W swoim słowie bp Adam Wodarczyk przywołał fotos z planu filmu "Pasja". - Przed kręceniem kolejnego ujęcia na rozkładanych krzesełkach siedzą obok siebie reżyser Mel Gibson i Jim Caviezel, który odtwarza w filmie postać Jezusa. Reżyser, ubrany w dżinsy i niedbale rozpiętą koszulę, rozsiada się wygodnie, opiera łokcie na poręczach krzesła i coś tłumaczy Caviezelowi. Ten drugi jest już kompletnie ucharakteryzowany, gotowy do wejścia na plan: a więc ma na sobie rozdartą tunikę z plamami krwi, pokryte ranami, zakrwawione dłonie i twarz, a na głowie cierniową koronę. Słucha w skupieniu ostatnich wskazówek reżysera, aby za moment według nich zagrać swoją rolę - opisywał kaznodzieja. - Czy obraz ten (zapewne w sposób zupełnie niezamierzony) nie ilustruje mentalności wielu współczesnych ludzi? Być może także nas, obecnych na tej liturgii? Być może wielu z nich w tych dniach będzie odwiedzać kościoły, zatrzyma się przy kaplicy grobu Pańskiego, przyniesie do poświęcenia pokarmy na wielkanocny stół. Ta mentalność wyraża się w takim właśnie przekonaniu współczesnego człowieka, że wie lepiej od Boga, co On ma zrobić. I może my często się na tym łapiemy, że czasem instruujemy Go, w jaki sposób ma być obecny i działać w naszym życiu - przypomniał bp A. Wodarczyk.

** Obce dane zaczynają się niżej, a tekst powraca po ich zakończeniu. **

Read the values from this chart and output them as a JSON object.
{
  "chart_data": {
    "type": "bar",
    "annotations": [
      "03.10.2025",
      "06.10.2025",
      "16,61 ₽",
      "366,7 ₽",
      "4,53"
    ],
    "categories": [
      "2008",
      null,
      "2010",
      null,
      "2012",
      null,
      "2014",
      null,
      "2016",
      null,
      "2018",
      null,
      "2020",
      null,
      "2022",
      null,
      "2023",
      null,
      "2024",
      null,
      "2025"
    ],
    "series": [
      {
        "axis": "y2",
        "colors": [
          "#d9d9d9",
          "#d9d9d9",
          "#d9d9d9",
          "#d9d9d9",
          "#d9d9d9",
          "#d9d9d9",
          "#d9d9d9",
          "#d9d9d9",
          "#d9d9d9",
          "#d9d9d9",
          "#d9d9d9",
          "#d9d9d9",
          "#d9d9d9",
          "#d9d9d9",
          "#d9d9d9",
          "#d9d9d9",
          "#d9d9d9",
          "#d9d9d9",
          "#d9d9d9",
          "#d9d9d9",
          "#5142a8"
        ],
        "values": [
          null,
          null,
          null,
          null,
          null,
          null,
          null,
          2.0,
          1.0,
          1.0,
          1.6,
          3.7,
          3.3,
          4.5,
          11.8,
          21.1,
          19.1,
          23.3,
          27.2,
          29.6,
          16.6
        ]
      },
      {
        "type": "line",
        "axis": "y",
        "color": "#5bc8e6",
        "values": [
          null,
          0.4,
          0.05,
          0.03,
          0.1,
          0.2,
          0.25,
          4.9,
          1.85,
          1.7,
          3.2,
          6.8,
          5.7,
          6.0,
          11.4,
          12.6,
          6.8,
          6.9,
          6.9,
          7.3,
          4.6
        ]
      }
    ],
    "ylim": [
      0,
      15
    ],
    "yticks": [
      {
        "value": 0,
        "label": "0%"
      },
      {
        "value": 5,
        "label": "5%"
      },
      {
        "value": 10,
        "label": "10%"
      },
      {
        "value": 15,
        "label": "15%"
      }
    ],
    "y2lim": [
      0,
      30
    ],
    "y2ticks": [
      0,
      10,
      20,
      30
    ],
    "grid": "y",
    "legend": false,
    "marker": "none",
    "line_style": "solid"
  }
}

Wprawiający w zakłopotanie
Kaznodzieja zwrócił również uwagę zebranych na jeden z elementów liturgii wielkopiątkowej - uroczyste odsłonięcie krzyża i poprzedzający go czas, kiedy symbol męki Chrystusa jest zasłonięty fioletową tkaniną. - Mądra tradycja zdaje się mówić: uważaj, człowieku - czy rzeczywiście cokolwiek już zrozumiałeś z tajemnicy krzyża? Czy może od instruowania Boga nie trzeba przejść do adoracji i wpatrywania się w Jego oblicze? Oglądałeś krzyż już tyle razy w życiu. Może stał się powszednim znakiem, mało czytelnym, niewiele mówiącym, czasami wprawiającym w zakłopotanie, kiedy pojawia się w przestrzeni publicznej i zastanawiamy się, czy ten znak krzyża w tym miejscu wykonać, uczcić - zastanawiał się.

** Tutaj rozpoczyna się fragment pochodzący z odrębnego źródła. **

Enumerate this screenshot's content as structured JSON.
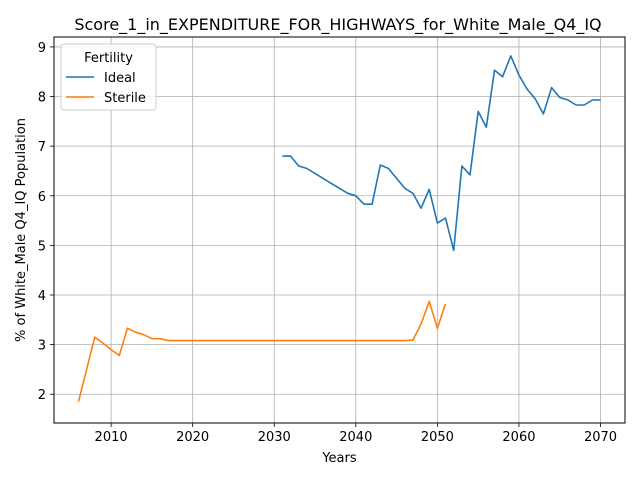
{
  "chart_data": {
    "type": "line",
    "title": "Score_1_in_EXPENDITURE_FOR_HIGHWAYS_for_White_Male_Q4_IQ",
    "xlabel": "Years",
    "ylabel": "% of White_Male Q4_IQ Population",
    "xlim": [
      2003,
      2073
    ],
    "ylim": [
      1.42,
      9.2
    ],
    "xticks": [
      2010,
      2020,
      2030,
      2040,
      2050,
      2060,
      2070
    ],
    "yticks": [
      2,
      3,
      4,
      5,
      6,
      7,
      8,
      9
    ],
    "grid": true,
    "legend": {
      "title": "Fertility",
      "placement": "top-left"
    },
    "series": [
      {
        "name": "Ideal",
        "color": "#1f77b4",
        "x": [
          2031,
          2032,
          2033,
          2034,
          2035,
          2036,
          2037,
          2038,
          2039,
          2040,
          2041,
          2042,
          2043,
          2044,
          2045,
          2046,
          2047,
          2048,
          2049,
          2050,
          2051,
          2052,
          2053,
          2054,
          2055,
          2056,
          2057,
          2058,
          2059,
          2060,
          2061,
          2062,
          2063,
          2064,
          2065,
          2066,
          2067,
          2068,
          2069,
          2070
        ],
        "y": [
          6.8,
          6.8,
          6.6,
          6.55,
          6.45,
          6.35,
          6.25,
          6.15,
          6.05,
          6.0,
          5.83,
          5.83,
          6.62,
          6.55,
          6.35,
          6.15,
          6.05,
          5.75,
          6.13,
          5.45,
          5.55,
          4.9,
          6.6,
          6.42,
          7.7,
          7.38,
          8.53,
          8.4,
          8.82,
          8.43,
          8.15,
          7.95,
          7.65,
          8.18,
          7.98,
          7.93,
          7.83,
          7.83,
          7.93,
          7.93
        ]
      },
      {
        "name": "Sterile",
        "color": "#ff7f0e",
        "x": [
          2006,
          2007,
          2008,
          2009,
          2010,
          2011,
          2012,
          2013,
          2014,
          2015,
          2016,
          2017,
          2018,
          2019,
          2020,
          2025,
          2030,
          2035,
          2040,
          2045,
          2046,
          2047,
          2048,
          2049,
          2050,
          2051
        ],
        "y": [
          1.85,
          2.5,
          3.15,
          3.03,
          2.9,
          2.78,
          3.33,
          3.25,
          3.2,
          3.12,
          3.12,
          3.08,
          3.08,
          3.08,
          3.08,
          3.08,
          3.08,
          3.08,
          3.08,
          3.08,
          3.08,
          3.09,
          3.42,
          3.87,
          3.33,
          3.82
        ]
      }
    ]
  }
}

Bp Adam Wodarczyk zwrócił uwagę, że spojrzenie na krzyż w Wielki Piątek kierujemy po wysłuchaniu opisu męki Pańskiej. To w każdej Ewangelii znaczna część narracji, choć stanowi tylko kilka godzin w stosunku do trzech lat publicznej działalności Chrystusa. - Oznacza to, że te kilkanaście godzin jest kluczowe dla zrozumienia orędzia Dobrej Nowiny. Stanowią ową „godzinę” Jezusa, którą zapowiadał i której pragnął - mówił. - Jezus żył ze wzrokiem utkwionym w tej właśnie godzinie. Ta godzina była zapowiadana przez proroków - dodał.

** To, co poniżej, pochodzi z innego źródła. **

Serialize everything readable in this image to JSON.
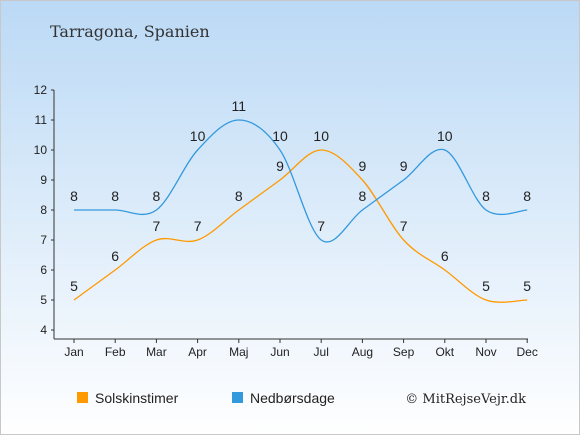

Miejsce objawienia Jego chwały
- Ta godzina krzyża, która dziś, w dorocznym rytmie roku liturgicznego, na nowo się uobecnia, to godzina szczególnego sposobu objawienia prawdy o Bogu, który dobrowolnie oddaje życie z miłości do grzesznika. Do mnie i do ciebie. Objawia swą miłość w najbardziej radykalnej formie. Przyjmuje na siebie niszczycielskie skutki grzechu, bierze na siebie cierpienie i czyni siebie miejscem pojednania - przypomniał kaznodzieja. I zaprosił do refleksji nad odpowiedzią na objawiającą się w ten sposób Bożą miłość. - Słuchając opowiadania o męce Jezusa podczas wielkopiątkowej liturgii, jesteśmy wezwani nie tyle, aby współczuć Jezusowi w Jego cierpieniu, ile raczej mamy wysłuchać Dobrej Nowiny o tym, jak Jezus dla naszego zbawienia przyjął cierpienie i śmierć. W Jego męce możemy odnaleźć klucz do przeżywania wszystkich trudnych sytuacji, które przynosi nam życie. Odnosząc je do krzyża Chrystusa, otwieramy serce na Tego, który ma moc wypełnić swoją obecnością nasz krzyż i przemienić go w miejsce objawienia się Jego chwały i doświadczenia Jego wiernej miłości - zwrócił uwagę bp Adam Wodarczyk.
Liturgię zakończyło czuwanie przy grobie Pańskim. W Wielką Sobotę Liturgii Wigilii Paschalnej będzie przewodniczył abp Adrian Galbas. Początek o 21.00.